Finding mentions is only half the job — how you respond determines the value. Different types of mentions call for different responses:

Positive mentions

Thank the person publicly. Share or repost especially good reviews (with permission). This encourages more positive content and strengthens relationships with advocates.

Negative mentions

Respond quickly, empathetically, and publicly — then move the conversation to a private channel for resolution. Never argue, delete, or ignore legitimate complaints. A well-handled complaint often converts a critic into a fan.

Questions or confusion

Answer promptly with helpful information. These are often from people who are considering your product — a quick, helpful response can directly drive sales.

Neutral mentions

Not every mention needs a response. If someone mentions your brand in passing as part of a list or general discussion, simply note it and move on. Over-engaging with neutral mentions can feel intrusive.

Step 6: Track Trends Over Time

Individual mentions matter, but patterns matter more. Keep a simple log of what you find each week:

  • How many mentions did you find this week vs. last week?
  • What's the rough ratio of positive to negative?
  • Are there recurring complaints or feature requests?
  • Which platforms generate the most conversation?
  • Are competitors getting mentioned more or less than you?

Even a simple spreadsheet tracking these numbers weekly reveals trends that individual mentions don't show.

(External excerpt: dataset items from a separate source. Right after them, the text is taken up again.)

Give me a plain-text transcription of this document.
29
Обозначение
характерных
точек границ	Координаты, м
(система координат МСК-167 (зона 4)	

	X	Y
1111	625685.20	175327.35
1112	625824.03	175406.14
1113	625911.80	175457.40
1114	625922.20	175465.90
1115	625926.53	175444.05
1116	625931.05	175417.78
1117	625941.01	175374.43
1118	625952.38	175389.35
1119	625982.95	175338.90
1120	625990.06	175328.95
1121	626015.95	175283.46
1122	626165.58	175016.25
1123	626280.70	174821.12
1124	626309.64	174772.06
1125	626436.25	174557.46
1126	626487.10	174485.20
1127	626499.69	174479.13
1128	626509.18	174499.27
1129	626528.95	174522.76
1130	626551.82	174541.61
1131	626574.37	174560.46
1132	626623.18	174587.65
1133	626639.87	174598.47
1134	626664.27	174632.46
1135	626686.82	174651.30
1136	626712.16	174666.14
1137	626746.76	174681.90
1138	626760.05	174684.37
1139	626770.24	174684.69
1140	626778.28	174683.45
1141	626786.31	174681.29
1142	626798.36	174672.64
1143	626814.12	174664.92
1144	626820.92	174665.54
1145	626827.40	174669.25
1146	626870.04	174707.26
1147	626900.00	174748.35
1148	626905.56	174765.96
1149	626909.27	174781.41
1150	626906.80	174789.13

Over time, you'll see the impact of your marketing efforts, product launches, and PR activities reflected in your mention data.

Pro Tips for Better Monitoring

  • Use Boolean operators: Most search tools support quotes for exact match and minus signs to exclude terms. "social mention" -job -hiring filters out job postings.
  • Monitor competitors too: Tracking competitor mentions helps you understand your market position and spot opportunities they're missing.
  • Save your searches: Bookmark your most-used search URLs so you can rerun them in one click.
  • Don't forget images: People often mention brands in screenshots, photos, and memes without using your name in text. Check image search platforms periodically.

Brand mention tracking isn't a one-time project — it's an ongoing practice. Start small with the tools and schedule above, and expand your coverage as you learn what matters most for your brand. The key is consistency: 10 minutes of daily monitoring is worth more than an hour-long deep dive once a month.